Dalam hal optimalisasi penerimaan negara, Labib mendukung langkah tegas terhadap para penunggak pajak besar. Ia mengapresiasi terobosan pemerintah dalam menindak 200 wajib pajak yang menunggak hingga Rp60 triliun.
“Daripada memperluas pajak ke sektor riil, lebih baik kita efektifkan penegakan hukum terhadap penunggak pajak besar. Itu lebih adil dan berkelanjutan,” tegasnya.
Strategi ke depan, menurut Labib, harus fokus pada perluasan sumber pendapatan negara, efisiensi belanja APBN, penguatan kinerja BUMN, dan penurunan ketergantungan terhadap utang luar negeri.
“APBN harus menjadi katalis. Belanja negara harus fokus pada sektor-sektor strategis dan produktif. Kolaborasi antara pusat dan daerah sangat penting agar transfer fiskal tepat sasaran,” jelasnya.
Ia pun menekankan pentingnya transparansi, digitalisasi keuangan publik, dan partisipasi masyarakat dalam mengawasi kinerja fiskal negara.
“Jika dikelola dengan sehat, transparan, dan berpihak kepada rakyat, sistem keuangan negara akan jadi fondasi kuat bagi pertumbuhan ekonomi yang stabil dan berkeadilan,” pungkasnya.
Kritik Transfer Daerah
CEO, Founder, sekaligus Direktur Eksekutif Voxpol Center Research and Consulting, Pangi Syarwi Chaniago, S.IP., M.IP., menyoroti kebijakan transfer dana ke daerah. Menurutnya, pemotongan dana transfer pusat ke daerah bukan hanya menghambat pembangunan, tetapi juga lebih fatal karena mengganggu gaji tenaga honorer, pekerja paruh waktu, dan pegawai pemerintah dengan perjanjian kerja (PPPK).
“Gaji P3K 1,2 juta dibagi 30 hari, itu yang terganggu. Pemotongan transfer daerah bukan hanya soal proyek pembangunan, tapi menyentuh langsung dapur rakyat kecil,” ujarnya.
Selain itu, Pangi juga mengkritisi pendekatan perpajakan pemerintah. Ia menilai masyarakat kelas menengah dan bawah justru menjadi sasaran pajak, sementara potensi besar dari sektor tambang dan energi bocor hingga 80 persen.

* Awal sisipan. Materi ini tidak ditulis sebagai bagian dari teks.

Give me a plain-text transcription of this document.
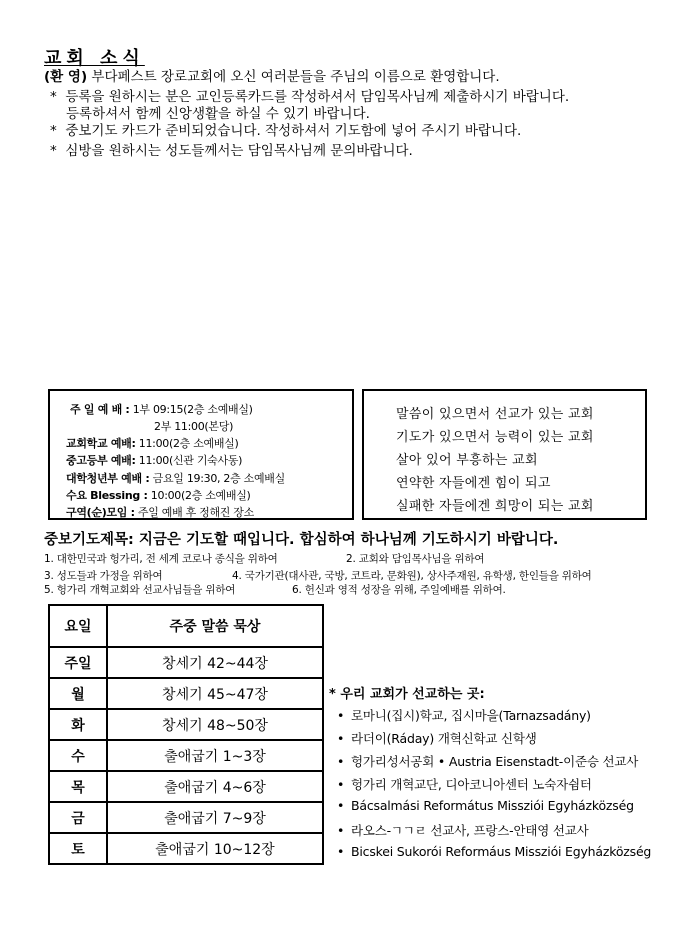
교회 소식
(환 영) 부다페스트 장로교회에 오신 여러분들을 주님의 이름으로 환영합니다.
* 등록을 원하시는 분은 교인등록카드를 작성하셔서 담임목사님께 제출하시기 바랍니다.
등록하셔서 함께 신앙생활을 하실 수 있기 바랍니다.
* 중보기도 카드가 준비되었습니다. 작성하셔서 기도함에 넣어 주시기 바랍니다.
* 심방을 원하시는 성도들께서는 담임목사님께 문의바랍니다.
주 일 예 배 : 1부 09:15(2층 소예배실)
2부 11:00(본당)
교회학교 예배: 11:00(2층 소예배실)
중고등부 예배: 11:00(신관 기숙사동)
대학청년부 예배 : 금요일 19:30, 2층 소예배실
수요 Blessing : 10:00(2층 소예배실)
구역(순)모임 : 주일 예배 후 정해진 장소
말씀이 있으면서 선교가 있는 교회
기도가 있으면서 능력이 있는 교회
살아 있어 부흥하는 교회
연약한 자들에겐 힘이 되고
실패한 자들에겐 희망이 되는 교회
중보기도제목: 지금은 기도할 때입니다. 합심하여 하나님께 기도하시기 바랍니다.
1. 대한민국과 헝가리, 전 세계 코로나 종식을 위하여	2. 교회와 담임목사님을 위하여
3. 성도들과 가정을 위하여	4. 국가기관(대사관, 국방, 코트라, 문화원), 상사주재원, 유학생, 한인들을 위하여
5. 헝가리 개혁교회와 선교사님들을 위하여	6. 헌신과 영적 성장을 위해, 주일예배를 위하여.
요일	주중 말씀 묵상
주일	창세기 42~44장
월	창세기 45~47장
화	창세기 48~50장
수	출애굽기 1~3장
목	출애굽기 4~6장
금	출애굽기 7~9장
토	출애굽기 10~12장
* 우리 교회가 선교하는 곳:
• 로마니(집시)학교, 집시마을(Tarnazsadány)
• 라더이(Ráday) 개혁신학교 신학생
• 헝가리성서공회 • Austria Eisenstadt-이준승 선교사
• 헝가리 개혁교단, 디아코니아센터 노숙자쉼터
• Bácsalmási Református Missziói Egyházközség
• 라오스-ㄱㄱㄹ 선교사, 프랑스-안태영 선교사
• Bicskei Sukorói Reformáus Missziói Egyházközség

“Pajak digital, kaki lima, rumah tinggal semua dikejar. Tapi tambang, batu bara, sawit dibiarkan. Negara bekerja tanpa mau susah payah,” tegasnya.
Isu lain yang disorot adalah dominasi oligarki yang dinilai telah merusak representasi politik rakyat di parlemen. Menurutnya, banyak Undang-Undang saat ini tidak mencerminkan kehendak rakyat, melainkan titipan pemilik modal.
“Omnibus Law contohnya. Lebih pro-investor ketimbang pro-rakyat. Akibatnya pejabat tak lagi nyambung dengan rakyatnya, yang terjadi adalah suara rakyat digusur oleh suara modal,” ujarnya
Ke depan, ia mendorong agar Undang-Undang benar-benar mencerminkan kebutuhan rakyat. Beberapa langkah yang ia usulkan antara lain pembatasan masa jabatan pejabat, pembuktian terbalik harta kekayaan, serta pengesahan UU Perampasan Aset.
Di akhir pernyataannya, Pangi menyerukan agar negara kembali kepada amanat konstitusi, khususnya Pasal 33 UUD 1945, yang menegaskan bumi, air, dan kekayaan alam dikuasai negara serta dipergunakan sebesar-besarnya untuk kemakmuran rakyat.
“Hari ini 78 persen pendapatan rakyat di bawah Rp700 ribu per bulan. Tapi segelintir orang menguasai kekayaan setara puluhan juta rakyat. Ini bukan sekadar data, ini luka bangsa,” pungkasnya.(*)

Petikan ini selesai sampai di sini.